Lo que comparten la derecha española y la iglesia católica no es solo la fe, que la primera recibe y la segunda imparte, sino un mismo sentido de la propiedad. Ni una ni otra pueden imaginarse a sí mismas sino como poseedoras tanto de los bienes materiales de la nación como de las almas de sus ciudadanos. La simbiosis entre ambas instituciones –lo que se ha venido conociendo históricamente como nacionalcatolicismo– consiste en un reparto oportunista de las tareas de acumulación de capital por parte de ambas entidades con el objetivo de no dejar ni un ápice en manos de quienes no están dentro de este acuerdo, es decir, la mayoría del país. Una de las más famosas variantes de la privatización que llevó a cabo el gobierno de don Aznar y su derechismo sin complejos fue la inmatriculación de bienes que, so pretexto de que carecían de titular registrado, pasaban a poder de la iglesia por un mero acto de voluntad de esta.
Confieso que tardé en comprender qué significaban las inmatriculaciones, palabro de nuevo cuño que ni siquiera registra el diccionario rae, cuando hace ya unos años tuvimos noticias públicas de su existencia y el proceso de apropiación clerical estaba muy avanzado. Nunca he dudado de que la iglesia fuera a rapiñar lo que estuviera a su mano porque es esencialmente una entidad parasitaria pero me resultaba difícil de entender que un gobierno democrático, aunque fuera el de don Aznar, otorgara a las diócesis la condición de fedatarios públicos de los bienes de los que se apropiaban (otorgamiento que, por cierto, no ha dado lugar a ninguna protesta de la cofradía de fedatarios oficiales, notarios y registradores de la propiedad).

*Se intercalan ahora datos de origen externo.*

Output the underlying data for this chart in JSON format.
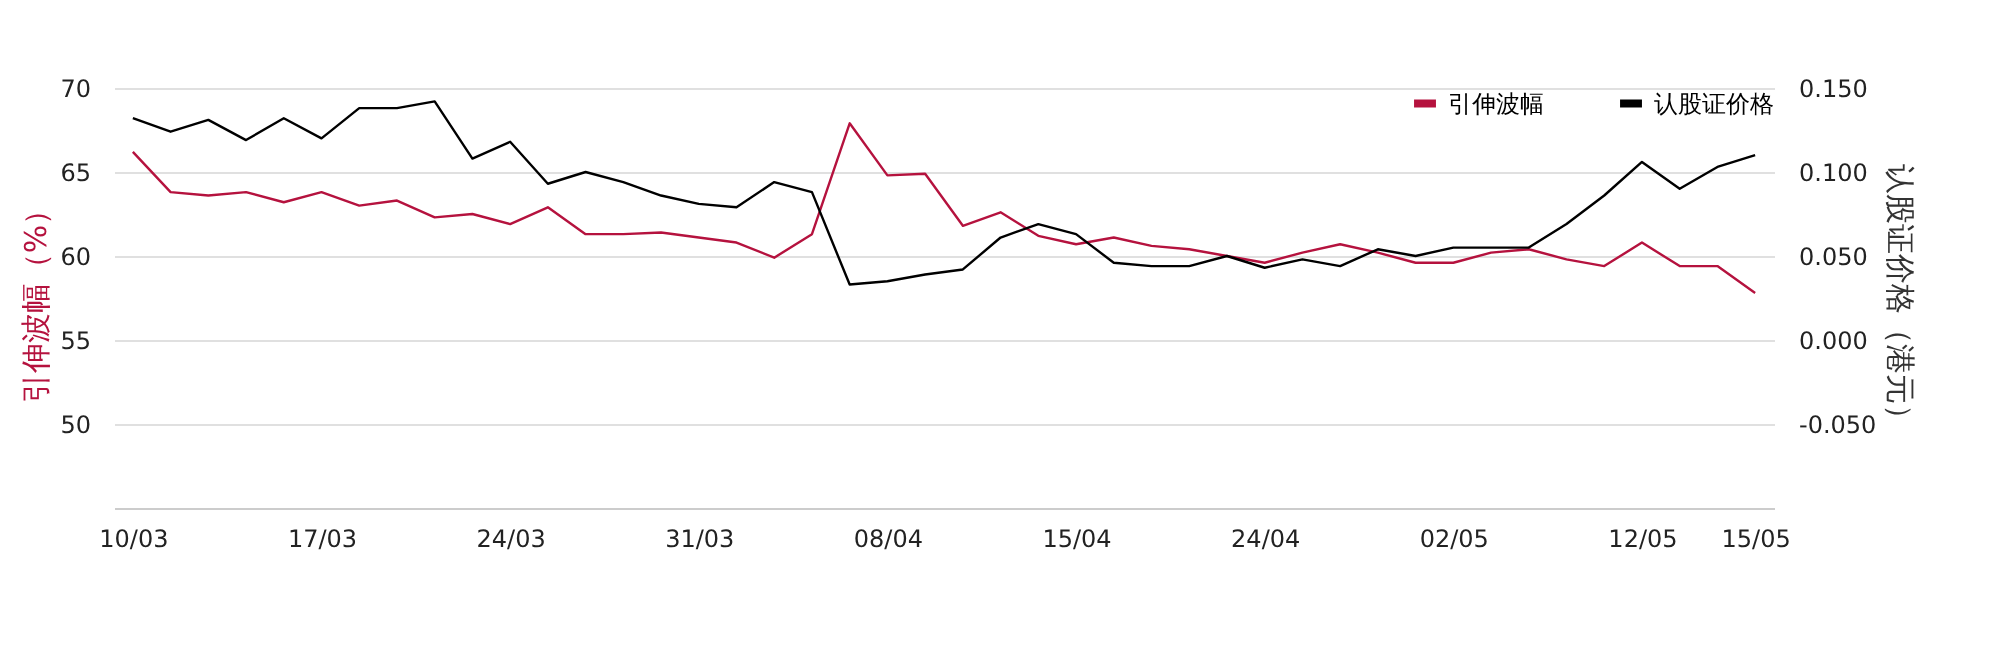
{
  "chart_data": {
    "type": "line",
    "ylabel": "引伸波幅（%）",
    "y2label": "认股证价格（港元）",
    "categories": [
      "10/03",
      null,
      null,
      null,
      null,
      "17/03",
      null,
      null,
      null,
      null,
      "24/03",
      null,
      null,
      null,
      null,
      "31/03",
      null,
      null,
      null,
      null,
      "08/04",
      null,
      null,
      null,
      null,
      "15/04",
      null,
      null,
      null,
      null,
      "24/04",
      null,
      null,
      null,
      null,
      "02/05",
      null,
      null,
      null,
      null,
      "12/05",
      null,
      null,
      "15/05"
    ],
    "series": [
      {
        "name": "引伸波幅",
        "color": "#b5123e",
        "values": [
          66.2,
          63.8,
          63.6,
          63.8,
          63.2,
          63.8,
          63.0,
          63.3,
          62.3,
          62.5,
          61.9,
          62.9,
          61.3,
          61.3,
          61.4,
          61.1,
          60.8,
          59.9,
          61.3,
          67.9,
          64.8,
          64.9,
          61.8,
          62.6,
          61.2,
          60.7,
          61.1,
          60.6,
          60.4,
          60.0,
          59.6,
          60.2,
          60.7,
          60.2,
          59.6,
          59.6,
          60.2,
          60.4,
          59.8,
          59.4,
          60.8,
          59.4,
          59.4,
          57.8
        ]
      },
      {
        "name": "认股证价格",
        "color": "#000000",
        "axis": "y2",
        "values": [
          0.132,
          0.124,
          0.131,
          0.119,
          0.132,
          0.12,
          0.138,
          0.138,
          0.142,
          0.108,
          0.118,
          0.093,
          0.1,
          0.094,
          0.086,
          0.081,
          0.079,
          0.094,
          0.088,
          0.033,
          0.035,
          0.039,
          0.042,
          0.061,
          0.069,
          0.063,
          0.046,
          0.044,
          0.044,
          0.05,
          0.043,
          0.048,
          0.044,
          0.054,
          0.05,
          0.055,
          0.055,
          0.055,
          0.069,
          0.086,
          0.106,
          0.09,
          0.103,
          0.11
        ]
      }
    ],
    "ylim": [
      45,
      70
    ],
    "yticks": [
      50,
      55,
      60,
      65,
      70
    ],
    "y2lim": [
      -0.1,
      0.15
    ],
    "y2ticks": [
      {
        "value": -0.05,
        "label": "-0.050"
      },
      {
        "value": 0,
        "label": "0.000"
      },
      {
        "value": 0.05,
        "label": "0.050"
      },
      {
        "value": 0.1,
        "label": "0.100"
      },
      {
        "value": 0.15,
        "label": "0.150"
      }
    ],
    "grid": "y",
    "legend": "top right",
    "marker": "none",
    "line_style": "solid"
  }
}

Las inmatriculaciones son una forma típica del sesgo que tuvo la liberalización económica bajo la férula del pepé: liberalización del suelo para la especulación inmobiliaria, privatización de empresas públicas, todo lo cual ha fermentado la consabida corrupción, y un diezmo (no sé si primicia) de lo ganado para la iglesia, como ordenan sus mandamientos, en forma de inmatriculaciones. Por supuesto, la iglesia no lo ve de este modo, ni siquiera apela a la letra de la ley civil que le autoriza el negocio sino a un argumento típico y ligeramente delirante, a su estilo.

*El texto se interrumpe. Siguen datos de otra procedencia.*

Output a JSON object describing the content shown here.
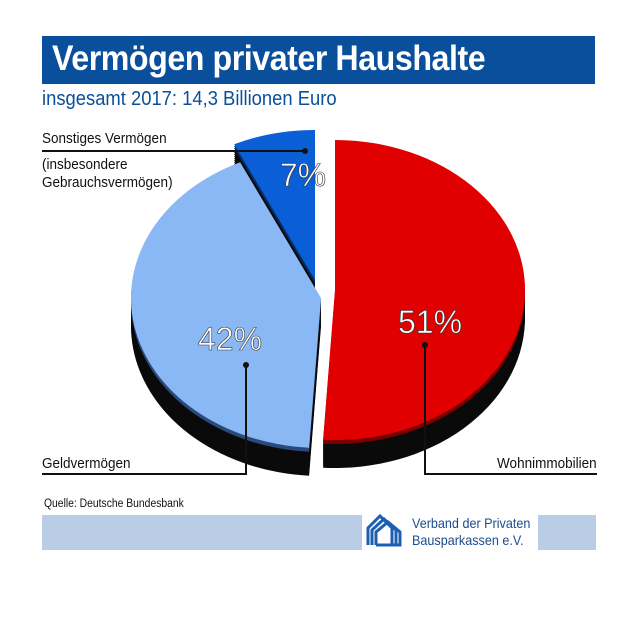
{
  "chart_data": {
    "type": "pie",
    "title": "Vermögen privater Haushalte",
    "subtitle": "insgesamt 2017: 14,3 Billionen Euro",
    "slices": [
      {
        "label": "Wohnimmobilien",
        "value": 51,
        "value_label": "51%",
        "color": "#e00000"
      },
      {
        "label": "Geldvermögen",
        "value": 42,
        "value_label": "42%",
        "color": "#8ab8f5"
      },
      {
        "label": "Sonstiges Vermögen",
        "sublabel": "(insbesondere Gebrauchsvermögen)",
        "value": 7,
        "value_label": "7%",
        "color": "#0a5fd6"
      }
    ],
    "style": "3d-exploded"
  },
  "source": "Quelle: Deutsche Bundesbank",
  "publisher": {
    "line1": "Verband der Privaten",
    "line2": "Bausparkassen e.V."
  },
  "colors": {
    "title_bar": "#0a4f9c",
    "band": "#b9cde6"
  }
}
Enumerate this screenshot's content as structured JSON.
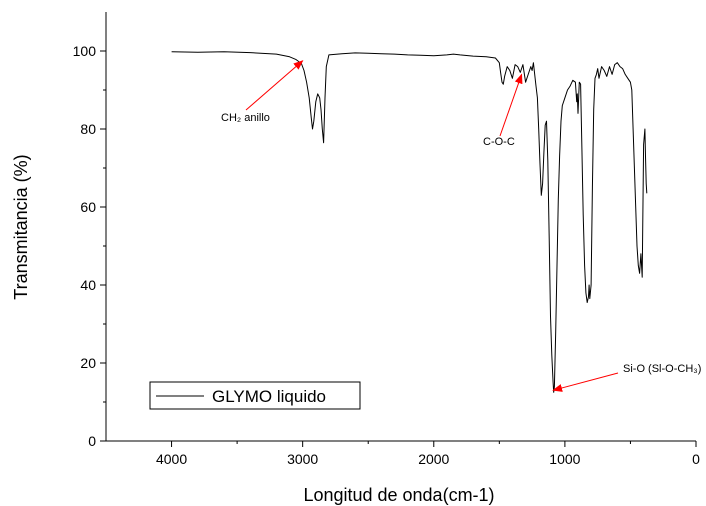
{
  "chart_data": {
    "type": "line",
    "title": "",
    "xlabel": "Longitud de onda(cm-1)",
    "ylabel": "Transmitancia (%)",
    "xlim": [
      4500,
      0
    ],
    "ylim": [
      0,
      110
    ],
    "x_ticks": [
      4000,
      3000,
      2000,
      1000,
      0
    ],
    "y_ticks": [
      0,
      20,
      40,
      60,
      80,
      100
    ],
    "grid": false,
    "legend_position": "bottom-left",
    "series": [
      {
        "name": "GLYMO liquido",
        "color": "#000000",
        "x": [
          4000,
          3800,
          3600,
          3400,
          3200,
          3100,
          3050,
          3010,
          2990,
          2970,
          2950,
          2935,
          2925,
          2915,
          2900,
          2885,
          2870,
          2860,
          2850,
          2840,
          2830,
          2820,
          2800,
          2700,
          2600,
          2500,
          2400,
          2300,
          2200,
          2100,
          2000,
          1900,
          1850,
          1800,
          1700,
          1600,
          1530,
          1500,
          1490,
          1480,
          1470,
          1460,
          1440,
          1420,
          1400,
          1380,
          1360,
          1340,
          1320,
          1300,
          1280,
          1260,
          1250,
          1240,
          1230,
          1220,
          1210,
          1200,
          1190,
          1180,
          1170,
          1160,
          1150,
          1140,
          1130,
          1120,
          1110,
          1100,
          1090,
          1085,
          1080,
          1070,
          1060,
          1050,
          1040,
          1030,
          1020,
          1000,
          980,
          960,
          940,
          920,
          910,
          905,
          900,
          890,
          880,
          870,
          860,
          850,
          840,
          830,
          820,
          815,
          810,
          800,
          790,
          780,
          770,
          760,
          750,
          740,
          720,
          700,
          680,
          660,
          640,
          620,
          600,
          580,
          560,
          540,
          520,
          500,
          490,
          480,
          470,
          460,
          450,
          440,
          430,
          420,
          410,
          400,
          390,
          385,
          380,
          375
        ],
        "y": [
          99.8,
          99.7,
          99.8,
          99.6,
          99.2,
          98.5,
          97.8,
          96.8,
          95,
          92,
          88,
          83,
          80,
          82,
          87,
          89,
          88,
          85,
          80,
          76.5,
          88,
          96,
          99,
          99.3,
          99.5,
          99.4,
          99.3,
          99.2,
          99,
          98.9,
          98.8,
          99,
          99.2,
          99,
          98.7,
          98.5,
          98.2,
          97,
          94.5,
          92,
          91.5,
          93.5,
          96,
          95,
          93,
          96.5,
          96,
          94.5,
          96.5,
          92,
          94,
          96,
          95,
          97,
          94,
          91,
          88,
          80,
          71,
          63,
          66,
          74,
          81,
          82,
          72,
          52,
          32,
          22,
          15,
          12.5,
          14,
          28,
          45,
          62,
          73,
          82,
          86,
          88,
          90,
          91,
          92.5,
          92,
          87,
          89,
          84,
          92,
          91.5,
          75,
          58,
          45,
          38,
          35.5,
          37,
          40,
          36.5,
          40,
          65,
          85,
          93,
          94,
          95.5,
          93,
          96,
          95,
          93.5,
          96,
          94,
          96.5,
          97,
          96,
          95.5,
          94,
          93,
          92,
          90,
          80,
          70,
          60,
          50,
          45,
          43,
          48,
          42,
          76,
          80,
          73,
          66,
          63.5
        ]
      }
    ],
    "annotations": [
      {
        "text": "CH₂ anillo",
        "x": 3000,
        "y": 97.5
      },
      {
        "text": "C-O-C",
        "x": 1330,
        "y": 94
      },
      {
        "text": "Si-O (Sl-O-CH₃)",
        "x": 1090,
        "y": 13
      }
    ]
  }
}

La Iglesia solo ha inmatriculado aquellos edificios que en su momento construyó el pueblo cristiano con un fin muy determinado: rezar, celebrar la eucaristía juntos, reunirse, etc. Ha inmatriculado, por tanto, también las casas anexas a las parroquias. Al leer lo de las casas anexas no he podido evitar una punzada de espanto. La casa desde la que escribo estas líneas linda al otro lado de calle con la parroquia de San Miguel cuyo campanero loco trepana en estos momentos la cabeza de los inquilinos para arrebatarles, digo yo, el alma, o en su defecto la tranquilidad y obligarles a huir a fin de convertir este modesto cubil en un bien mostrenco susceptible de inmatriculación. Por la época en que se construyó, los albañiles eran sin duda cristianos por las buenas o por las malas, como dice la ordenanza, así que ya tenemos un requisito. En esta remota provincia subpirenaica las inmatriculaciones han sido numerosas y variadas, han afectado sobre todo a bienes del ámbito rural y tuvieron una respuesta civil temprana, si bien minoritaria, y por ahora con escasos frutos. El gestor de estas apropiaciones en nombre de la diócesis fue un cura hijo de un prestigioso abogado de la plaza que fundó y presidió el partido de derecha que ha gobernado la provincia durante más de un cuarto de siglo. Quién sabe si ahora que ha cambiado el gobierno regional habrá también un giro en la situación, como el que al parecer va a llevar a cabo el gobierno central, aunque más vale no alimentar esperanzas.